Idioma

martes, 30 de mayo de 2017

Mis hijos

En mi colegio, religioso, las misioneras que venían de África nos enseñaban fotografías de aldeas con niños de barrigas hinchadas y caras alegres, posaban para la foto junto a ellas. Siempre me pareció una gran labor ayudar a que el mundo para esos niños sea más agradable.
De esto han pasado ya muchos años y la situación no ha cambiado nada, o casi nada pues según la ONU: "Hay “una tendencia positiva que muestra una caída global de las personas que padecen hambre en más de 100 millones a lo largo de la década pasada y en más de 200 millones desde 1990-92”, dice la edición 2014 del reporte titulado “El estado de la inseguridad alimentaria en el mundo”, yo diría que incluso está peor pues ahora a los niños de Mozambique hay que sumar los de otros lugares, incluso al vecino de tu barrio.


Me pregunto, ¿no se iba a solucionar el hambre en el mundo con los alimentos transgénicos?
Una vez más, como tantas, se utilizan argumentos éticos y de bien común para algo que solamente está llenando los bolsillos de unos pocos a costa de no sé sabe muy bien qué bien común...
A todo esto, ¿qué futuro les espera a mis hijos? todo esto ha comenzado con esta pregunta, un tanto egoísta, pero me salió del alma al ver de nuevo las imágenes del hambre.

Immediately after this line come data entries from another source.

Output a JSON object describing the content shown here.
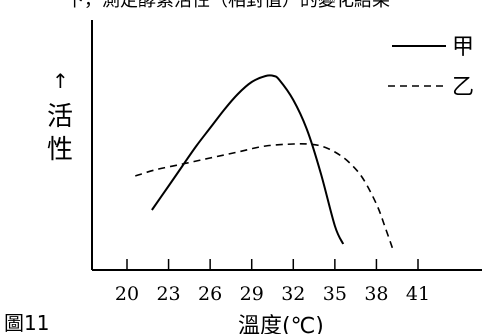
{
  "chart_data": {
    "type": "line",
    "top_text": "下，測定酵素活性（相對值）的變化結果",
    "figure_label": "圖11",
    "xlabel": "溫度(℃)",
    "ylabel": "活性",
    "y_arrow": "↑",
    "x_ticks": [
      "20",
      "23",
      "26",
      "29",
      "32",
      "35",
      "38",
      "41"
    ],
    "xlim": [
      18,
      45
    ],
    "ylim": [
      0,
      100
    ],
    "y_ticks_shown": false,
    "grid": false,
    "legend_position": "top-right",
    "series": [
      {
        "name": "甲",
        "style": "solid",
        "color": "#000000",
        "x": [
          21.8,
          23,
          24,
          25,
          26,
          27,
          28,
          29,
          30,
          30.6,
          31,
          32,
          33,
          34,
          35,
          35.6
        ],
        "y": [
          30,
          42,
          52,
          62,
          71,
          80,
          88,
          94,
          97,
          97,
          95,
          85,
          70,
          48,
          22,
          13
        ]
      },
      {
        "name": "乙",
        "style": "dashed",
        "color": "#000000",
        "x": [
          20.6,
          22,
          24,
          26,
          28,
          30,
          32,
          33,
          34,
          35,
          36,
          37,
          38,
          38.6,
          39.2
        ],
        "y": [
          47,
          50,
          53,
          56,
          59,
          62,
          63,
          63,
          62,
          59,
          54,
          46,
          33,
          22,
          10
        ]
      }
    ]
  }
}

martes, 28 de marzo de 2017

DULCE

Como muchos días me he levantado de la cama con cierta angustia, últimamente provocada por el trabajo, no me gusta esta sensación y trato de dominarla, más bien aniquilarla, pero no me resulta siempre fácil y caigo en la trampa del desánimo y la autodestrucción, pidiéndome más, exigiéndome más, en el fondo me pregunto ¿para qué? no voy a descubrir la cura del cáncer, no voy a hacer nada que ayude a otros...pero la vida me ha dado hoy una lección.
He tenido que ir al hospital, tenía una cita desde hace tiempo. Mis pensamientos estaban dominados por todas las tareas que me iba proponiendo terminar este día, todo trabajo, trabajo, trabajo. 
Entonces, impaciente porque me llamasen ya de la consulta, ha llegado una pareja que ha dado la vuelta a mi día. Ella iba en una silla de ruedas y parecía bastante mayor que él, estaba enferma, bastante enferma diría. Yo me encontraba muy cerca de ellos. Él buscaba la cita entre los papeles de la carpeta que llevaba en la mano sin encontrarla, la auxiliar de la ventanilla ha pasado por allí y lo ha ayudado a encontrarlo, no es común este comportamiento tan amable hacia los usuarios del SMS.

Cuando ya estaban tranquilamente esperando ser llamados a consulta, él le ha cogido las manos con una dulzura y la ha mirado con un amor que he sentido emoción. Todo eran atenciones hacia ella, que si ponerle bien la camiseta, subirla un poco más en la silla, preguntarle como estaba, levantarle un poco las gafas de sol para ver sus ojos. Ella estaba como ausente, perdida en sus pensamientos, aunque sí que le ha hablado en un par de ocasiones con desgana. Él seguía con sus dulces muestras de amor, poniéndole bien los pies en la silla, subiendo un poco sus calcetines, acariciando sus manos. Otra mujer anciana que los miraba esbozaba una sonrisa, era tan tierno ver la dulzura con que él la trataba, no sabría decir si era su pareja sentimental o su madre, a veces la enfermedad es cruel y puede que ella aparentase mayor edad, qué más da, me he emocionado y me ha hecho reflexionar sobre lo que realmente importa en la vida y de cómo un día lo tienes todo y al día siguiente no tienes nada, ¿seguro? si tenemos amor, lo tenemos todo todos los días, solamente hay que saber apreciarlo, sentirlo, darlo y recibirlo.